Some of the early reaction to that tweet was critical, calling the notion insensitive and ghoulish. But in the days since, it has spurred much rich conversation among journalists, especially among the editors who, as David did for many years in Seattle, hold the keys to the gates of publication and broadcast.

In those conversations, journalists have reflected that some of the most catalytic moments in their profession have occurred with the publication of shocking, even revolting, photographs. In 1972, the Associated Press’ famed picture of a young naked girl screaming from the effects of napalm helped turn public sentiment against the Vietnam War. In 2004, CBS News and The New Yorker shared photographs of the torture of prisoners at Abu Ghraib in Iraq by American soldiers, shaming the nation and leading to military tribunals. And in 2020, Minneapolis teenager Darnella Frazier captured on video the stunning murder of George Floyd by a police officer, sparking protests and a nationwide reckoning on policing and race.

As David said in his tweet, we would expect editors to grant the Uvalde victims’ parents the ultimate choice of whether to share their tragedy with the world in this fashion. There is precedent, the most compelling being Mamie Till-Mobley’s decision in 1955 to invite Jet magazine to photograph her 14-year-old son Emmett in his open casket — his body mutilated by Mississippi Klansmen. She wanted the world to witness this cruelty, and her courage helped galvanize the civil rights movement.
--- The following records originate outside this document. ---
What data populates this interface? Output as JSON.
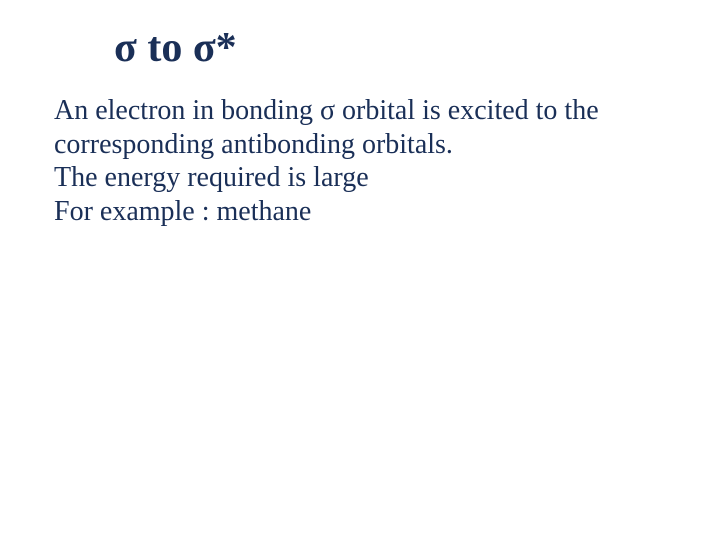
{
  "title": {
    "text": "σ to σ*",
    "color": "#1a2f57",
    "fontsize": 42,
    "weight": "bold"
  },
  "body": {
    "color": "#1a2f57",
    "fontsize": 28,
    "weight": "normal",
    "lines": [
      "An electron in bonding  σ  orbital is excited to the",
      "corresponding antibonding orbitals.",
      "The energy required is large",
      "For example : methane"
    ]
  },
  "background_color": "#ffffff"
}
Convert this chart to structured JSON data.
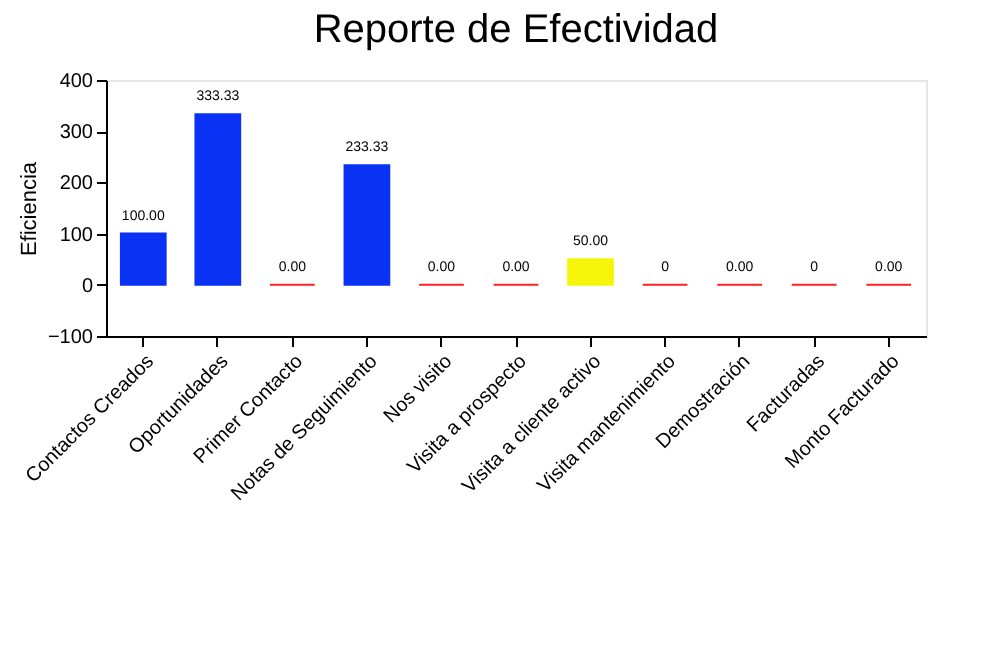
{
  "chart_data": {
    "type": "bar",
    "title": "Reporte de Efectividad",
    "ylabel": "Eficiencia",
    "categories": [
      "Contactos Creados",
      "Oportunidades",
      "Primer Contacto",
      "Notas de Seguimiento",
      "Nos visito",
      "Visita a prospecto",
      "Visita a cliente activo",
      "Visita mantenimiento",
      "Demostración",
      "Facturadas",
      "Monto Facturado"
    ],
    "values": [
      100,
      333.33,
      0,
      233.33,
      0,
      0,
      50,
      0,
      0,
      0,
      0
    ],
    "colors": [
      "#0a32f5",
      "#0a32f5",
      "#ff2020",
      "#0a32f5",
      "#ff2020",
      "#ff2020",
      "#f5f50a",
      "#ff2020",
      "#ff2020",
      "#ff2020",
      "#ff2020"
    ],
    "value_labels": [
      "100.00",
      "333.33",
      "0.00",
      "233.33",
      "0.00",
      "0.00",
      "50.00",
      "0",
      "0.00",
      "0",
      "0.00"
    ],
    "ylim": [
      -100,
      400
    ],
    "yticks": [
      -100,
      0,
      100,
      200,
      300,
      400
    ],
    "grid": false
  }
}
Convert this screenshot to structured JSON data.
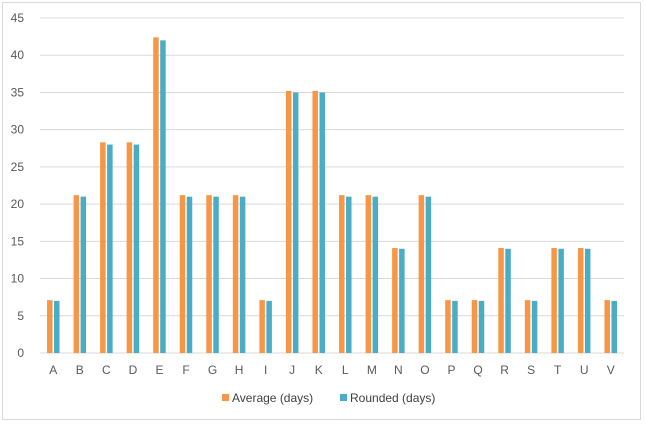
{
  "chart_data": {
    "type": "bar",
    "categories": [
      "A",
      "B",
      "C",
      "D",
      "E",
      "F",
      "G",
      "H",
      "I",
      "J",
      "K",
      "L",
      "M",
      "N",
      "O",
      "P",
      "Q",
      "R",
      "S",
      "T",
      "U",
      "V"
    ],
    "series": [
      {
        "name": "Average (days)",
        "color": "#f79646",
        "values": [
          7.1,
          21.2,
          28.3,
          28.3,
          42.4,
          21.2,
          21.2,
          21.2,
          7.1,
          35.2,
          35.2,
          21.2,
          21.2,
          14.1,
          21.2,
          7.1,
          7.1,
          14.1,
          7.1,
          14.1,
          14.1,
          7.1
        ]
      },
      {
        "name": "Rounded (days)",
        "color": "#4bacc6",
        "values": [
          7,
          21,
          28,
          28,
          42,
          21,
          21,
          21,
          7,
          35,
          35,
          21,
          21,
          14,
          21,
          7,
          7,
          14,
          7,
          14,
          14,
          7
        ]
      }
    ],
    "ylim": [
      0,
      45
    ],
    "yticks": [
      0,
      5,
      10,
      15,
      20,
      25,
      30,
      35,
      40,
      45
    ],
    "grid": true,
    "legend_position": "bottom",
    "title": "",
    "xlabel": "",
    "ylabel": ""
  }
}
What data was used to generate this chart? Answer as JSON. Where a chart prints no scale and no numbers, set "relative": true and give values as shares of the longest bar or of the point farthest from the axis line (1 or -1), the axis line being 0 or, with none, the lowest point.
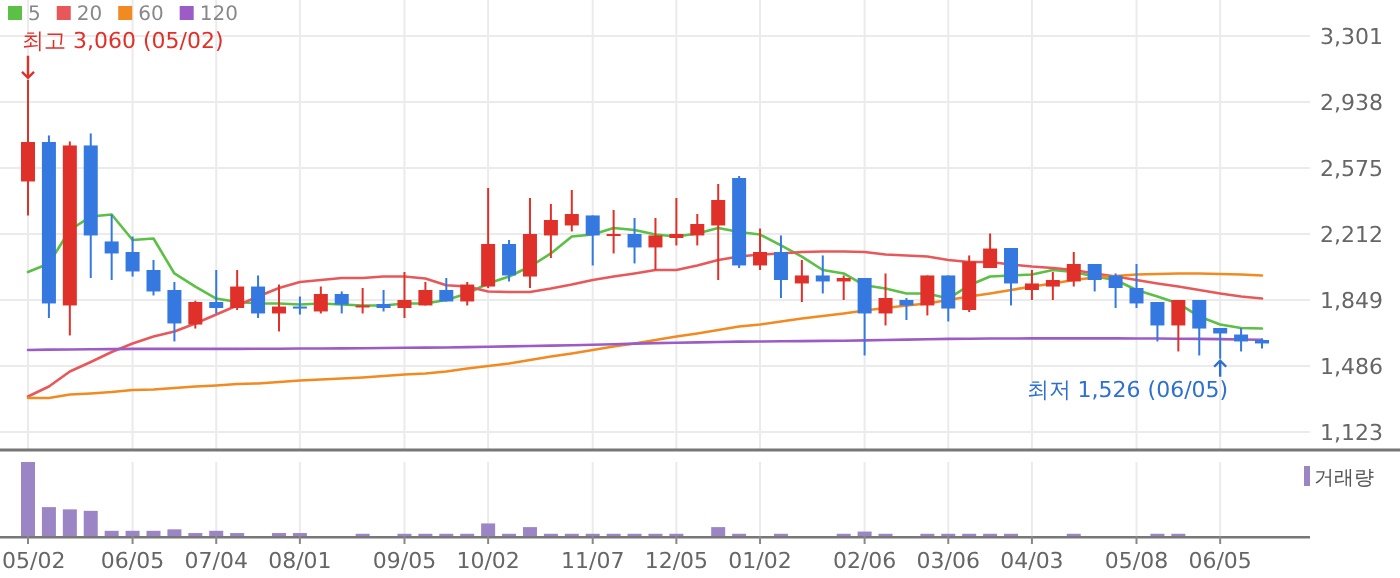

It’s not lost on us, as two white Americans, that each of the examples we have cited here involved a victim of color, and that most of the Uvalde victims are Latino. And we are keenly aware that the disregard shown toward people of color in this country does not end with death. Perhaps, then, our prescription for publication should wait for the next time the victims of an AR-15 are not largely confined to one demographic group, but more broadly representative of the American tapestry. Sadly, we expect that will be soon.
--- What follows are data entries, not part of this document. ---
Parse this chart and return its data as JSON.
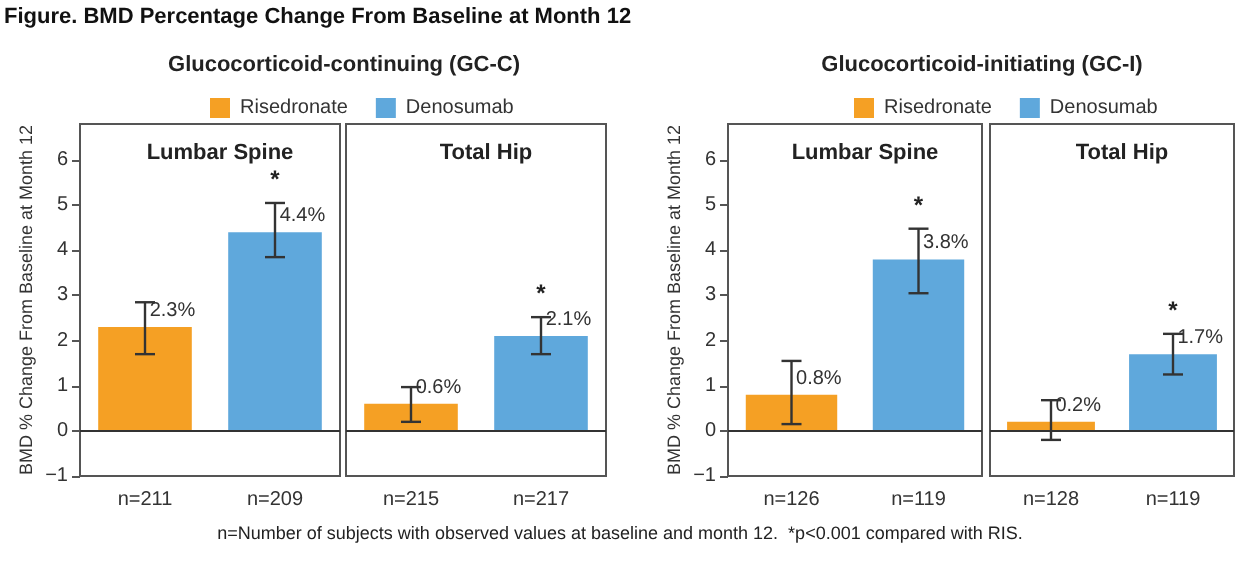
{
  "chart_data": [
    {
      "type": "bar",
      "title": "Lumbar Spine",
      "subtitle": "Glucocorticoid-continuing (GC-C)",
      "ylabel": "BMD % Change From Baseline at Month 12",
      "categories": [
        "n=211",
        "n=209"
      ],
      "series": [
        {
          "name": "Risedronate",
          "color": "#f5a024",
          "values": [
            2.3,
            null
          ],
          "errors": [
            [
              1.7,
              2.85
            ],
            null
          ],
          "value_labels": [
            "2.3%",
            null
          ]
        },
        {
          "name": "Denosumab",
          "color": "#5fa8dc",
          "values": [
            null,
            4.4
          ],
          "errors": [
            null,
            [
              3.85,
              5.05
            ]
          ],
          "value_labels": [
            null,
            "4.4%"
          ]
        }
      ],
      "ylim": [
        -1,
        6.8
      ],
      "yticks": [
        {
          "value": -1,
          "label": "−1"
        },
        0,
        1,
        2,
        3,
        4,
        5,
        6
      ],
      "grid": false,
      "legend": "top",
      "ref_lines": [
        {
          "axis": "y",
          "value": 0
        }
      ],
      "annotations": [
        "*",
        "Figure. BMD Percentage Change From Baseline at Month 12",
        "n=Number of subjects with observed values at baseline and month 12.  *p<0.001 compared with RIS."
      ]
    },
    {
      "type": "bar",
      "title": "Total Hip",
      "categories": [
        "n=215",
        "n=217"
      ],
      "series": [
        {
          "color": "#f5a024",
          "values": [
            0.6,
            null
          ],
          "errors": [
            [
              0.2,
              0.97
            ],
            null
          ],
          "value_labels": [
            "0.6%",
            null
          ]
        },
        {
          "color": "#5fa8dc",
          "values": [
            null,
            2.1
          ],
          "errors": [
            null,
            [
              1.7,
              2.52
            ]
          ],
          "value_labels": [
            null,
            "2.1%"
          ]
        }
      ],
      "ylim": [
        -1,
        6.8
      ],
      "grid": false,
      "tick_labels": "x",
      "ref_lines": [
        {
          "axis": "y",
          "value": 0
        }
      ],
      "annotations": [
        "*"
      ]
    },
    {
      "type": "bar",
      "title": "Lumbar Spine",
      "subtitle": "Glucocorticoid-initiating (GC-I)",
      "ylabel": "BMD % Change From Baseline at Month 12",
      "categories": [
        "n=126",
        "n=119"
      ],
      "series": [
        {
          "name": "Risedronate",
          "color": "#f5a024",
          "values": [
            0.8,
            null
          ],
          "errors": [
            [
              0.15,
              1.55
            ],
            null
          ],
          "value_labels": [
            "0.8%",
            null
          ]
        },
        {
          "name": "Denosumab",
          "color": "#5fa8dc",
          "values": [
            null,
            3.8
          ],
          "errors": [
            null,
            [
              3.05,
              4.48
            ]
          ],
          "value_labels": [
            null,
            "3.8%"
          ]
        }
      ],
      "ylim": [
        -1,
        6.8
      ],
      "yticks": [
        {
          "value": -1,
          "label": "−1"
        },
        0,
        1,
        2,
        3,
        4,
        5,
        6
      ],
      "grid": false,
      "legend": "top",
      "ref_lines": [
        {
          "axis": "y",
          "value": 0
        }
      ],
      "annotations": [
        "*"
      ]
    },
    {
      "type": "bar",
      "title": "Total Hip",
      "categories": [
        "n=128",
        "n=119"
      ],
      "series": [
        {
          "color": "#f5a024",
          "values": [
            0.2,
            null
          ],
          "errors": [
            [
              -0.2,
              0.68
            ],
            null
          ],
          "value_labels": [
            "0.2%",
            null
          ]
        },
        {
          "color": "#5fa8dc",
          "values": [
            null,
            1.7
          ],
          "errors": [
            null,
            [
              1.25,
              2.15
            ]
          ],
          "value_labels": [
            null,
            "1.7%"
          ]
        }
      ],
      "ylim": [
        -1,
        6.8
      ],
      "grid": false,
      "tick_labels": "x",
      "ref_lines": [
        {
          "axis": "y",
          "value": 0
        }
      ],
      "annotations": [
        "*"
      ]
    }
  ]
}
For now, the word from Washington is that Congress may — may, mind you — pass a modest reform bill that would tighten background checks and incentivize states to pass “red flag” laws that make it harder for some people to purchase guns. But even one of the most vocal gun-reform advocates in Congress — Sen. Chris Murphy, a Democrat from Connecticut who represents the survivors of Sandy Hook — concedes that AR-15s and other assault weapons will remain, legally, on our streets.

Congress, it appears, again lacks the courage and resolve to do what clearly needs to be done. These two deans are left to ask: Do journalists?

David Boardman is dean of the Klein College of Media and Communication at Temple University and former executive editor of the Seattle Times. He is also the founding chair of the Lenfest Institute for Journalism, which owns The Inquirer. Amy Goldberg is interim dean of Temple’s Lewis Katz School of Medicine and surgeon-in-chief of the Temple University Health System.